15 v. H. des WWW-Traffics weltweit hat mit Katzen zu tun – Katzenvideos, Katzenbilder, Katzenmemes. Doch halt! 15 v. H., ebendiese Zahl ist Quatsch. Tatsächlich werden nur ein v. H. des Datenverkehrs im Netzwerk Tierinhalten zugeordnet. Trotzdem kann man die Historie des Internets und vor allem, wie Menschen dies WWW genutzt nach sich ziehen, unter Einsatz von von Katzen-Content erzählen. Und dies geht weit darüber hinaus, dass Katzen leicht so süße Tiere und sie deswegen überall beliebt sind.

Wie beliebt Katzen sind, lässt sich daran wiedererkennen, dass es ausschließlich im Kontext Youtube zwei Mio. Katzenvideos gibt, die schon gut zwei Milliarden mal angeschaut wurden. Und Katzenvideos zeugen glücklich, sagt die Medienforscherin Jessica Gall Myrrick: “Insgesamt wahrnehmen sich die Volk im Zuge dessen glücklicher, zufriedener und nach sich ziehen nachdem dem Schauen eines Katzenvideos sogar mehr Kraft denn vorher.”
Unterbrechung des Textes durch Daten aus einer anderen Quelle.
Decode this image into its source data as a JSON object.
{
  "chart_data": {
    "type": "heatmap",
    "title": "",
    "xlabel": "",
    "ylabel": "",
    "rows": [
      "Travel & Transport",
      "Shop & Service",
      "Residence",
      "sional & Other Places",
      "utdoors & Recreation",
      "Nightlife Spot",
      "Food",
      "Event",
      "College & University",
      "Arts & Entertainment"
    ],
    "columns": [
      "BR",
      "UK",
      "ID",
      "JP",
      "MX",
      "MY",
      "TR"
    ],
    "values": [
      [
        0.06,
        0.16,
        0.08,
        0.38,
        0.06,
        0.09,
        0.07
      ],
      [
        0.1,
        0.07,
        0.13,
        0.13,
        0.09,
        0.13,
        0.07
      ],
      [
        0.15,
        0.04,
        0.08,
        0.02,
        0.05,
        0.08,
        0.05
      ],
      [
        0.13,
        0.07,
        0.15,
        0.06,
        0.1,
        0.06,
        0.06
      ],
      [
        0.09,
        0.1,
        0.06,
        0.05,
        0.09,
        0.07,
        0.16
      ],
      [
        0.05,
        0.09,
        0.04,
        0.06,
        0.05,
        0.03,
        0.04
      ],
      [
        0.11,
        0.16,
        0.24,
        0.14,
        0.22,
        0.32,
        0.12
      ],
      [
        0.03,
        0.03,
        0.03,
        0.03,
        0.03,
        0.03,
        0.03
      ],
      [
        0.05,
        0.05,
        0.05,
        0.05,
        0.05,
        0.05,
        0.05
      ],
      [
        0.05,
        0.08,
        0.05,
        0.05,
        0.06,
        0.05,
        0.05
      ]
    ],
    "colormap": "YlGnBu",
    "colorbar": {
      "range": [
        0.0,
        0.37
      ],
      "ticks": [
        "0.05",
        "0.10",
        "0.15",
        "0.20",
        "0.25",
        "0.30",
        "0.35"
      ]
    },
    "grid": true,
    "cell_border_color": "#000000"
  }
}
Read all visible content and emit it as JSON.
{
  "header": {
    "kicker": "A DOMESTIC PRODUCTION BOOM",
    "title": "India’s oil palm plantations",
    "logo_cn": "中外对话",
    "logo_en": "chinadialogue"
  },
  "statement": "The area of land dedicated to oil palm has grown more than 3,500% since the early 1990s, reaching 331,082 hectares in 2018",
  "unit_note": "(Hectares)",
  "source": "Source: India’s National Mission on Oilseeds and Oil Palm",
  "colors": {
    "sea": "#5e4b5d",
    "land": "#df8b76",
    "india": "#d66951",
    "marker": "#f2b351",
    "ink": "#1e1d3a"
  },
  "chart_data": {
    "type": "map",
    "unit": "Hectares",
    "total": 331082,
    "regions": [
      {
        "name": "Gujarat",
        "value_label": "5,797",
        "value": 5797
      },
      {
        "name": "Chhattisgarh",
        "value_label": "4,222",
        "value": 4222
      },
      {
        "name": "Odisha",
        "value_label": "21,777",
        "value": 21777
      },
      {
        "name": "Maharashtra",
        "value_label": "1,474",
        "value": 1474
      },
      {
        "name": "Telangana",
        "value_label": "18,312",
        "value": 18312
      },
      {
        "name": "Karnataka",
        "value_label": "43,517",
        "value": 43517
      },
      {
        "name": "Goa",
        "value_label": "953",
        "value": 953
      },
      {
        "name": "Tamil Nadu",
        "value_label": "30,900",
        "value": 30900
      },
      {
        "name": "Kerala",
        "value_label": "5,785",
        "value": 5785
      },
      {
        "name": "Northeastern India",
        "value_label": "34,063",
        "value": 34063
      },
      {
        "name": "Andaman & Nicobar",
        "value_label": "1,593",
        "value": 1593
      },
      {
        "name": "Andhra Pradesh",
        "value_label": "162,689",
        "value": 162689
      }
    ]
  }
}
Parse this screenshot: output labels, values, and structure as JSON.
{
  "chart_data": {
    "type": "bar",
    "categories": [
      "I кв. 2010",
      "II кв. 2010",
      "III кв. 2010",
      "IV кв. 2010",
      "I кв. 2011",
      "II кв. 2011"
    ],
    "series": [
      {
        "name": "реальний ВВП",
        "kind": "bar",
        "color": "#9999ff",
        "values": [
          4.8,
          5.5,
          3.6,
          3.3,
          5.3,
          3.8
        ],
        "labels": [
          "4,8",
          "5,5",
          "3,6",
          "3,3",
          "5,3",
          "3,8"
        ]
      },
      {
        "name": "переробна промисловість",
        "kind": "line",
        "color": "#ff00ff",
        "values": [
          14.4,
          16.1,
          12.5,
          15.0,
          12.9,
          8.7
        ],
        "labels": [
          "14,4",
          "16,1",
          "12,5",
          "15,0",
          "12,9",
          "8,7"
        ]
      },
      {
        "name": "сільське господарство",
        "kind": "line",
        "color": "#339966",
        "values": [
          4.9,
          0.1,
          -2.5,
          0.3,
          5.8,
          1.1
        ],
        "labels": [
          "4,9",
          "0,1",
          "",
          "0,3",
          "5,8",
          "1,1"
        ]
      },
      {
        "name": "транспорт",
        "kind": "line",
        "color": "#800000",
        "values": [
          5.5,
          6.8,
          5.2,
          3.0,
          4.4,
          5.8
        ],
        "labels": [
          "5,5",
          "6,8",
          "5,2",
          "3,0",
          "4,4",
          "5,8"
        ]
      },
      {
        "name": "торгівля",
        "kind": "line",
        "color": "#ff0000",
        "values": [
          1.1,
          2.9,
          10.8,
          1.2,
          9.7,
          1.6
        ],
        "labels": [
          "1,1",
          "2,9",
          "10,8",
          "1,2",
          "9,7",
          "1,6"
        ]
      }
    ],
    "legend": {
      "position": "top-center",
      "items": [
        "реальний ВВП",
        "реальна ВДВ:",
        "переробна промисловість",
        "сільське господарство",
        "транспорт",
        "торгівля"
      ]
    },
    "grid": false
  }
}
Die Medienforscherin Rhada O’Meare sieht dies vor allem in dieser Natur dieser Katzen begründet: “Zum Teil liegt es daran, dass Katzen vor dieser Kamera sehr unbefangen wirken. Und sie scheinen ziemlich unvorhersagbar. Sie vermitteln uns im Zuge dessen den Eindruck von Unmittelbarkeit: Welches in dem Video passiert kann nicht erzwungen sein und scheint insoweit authentischer.”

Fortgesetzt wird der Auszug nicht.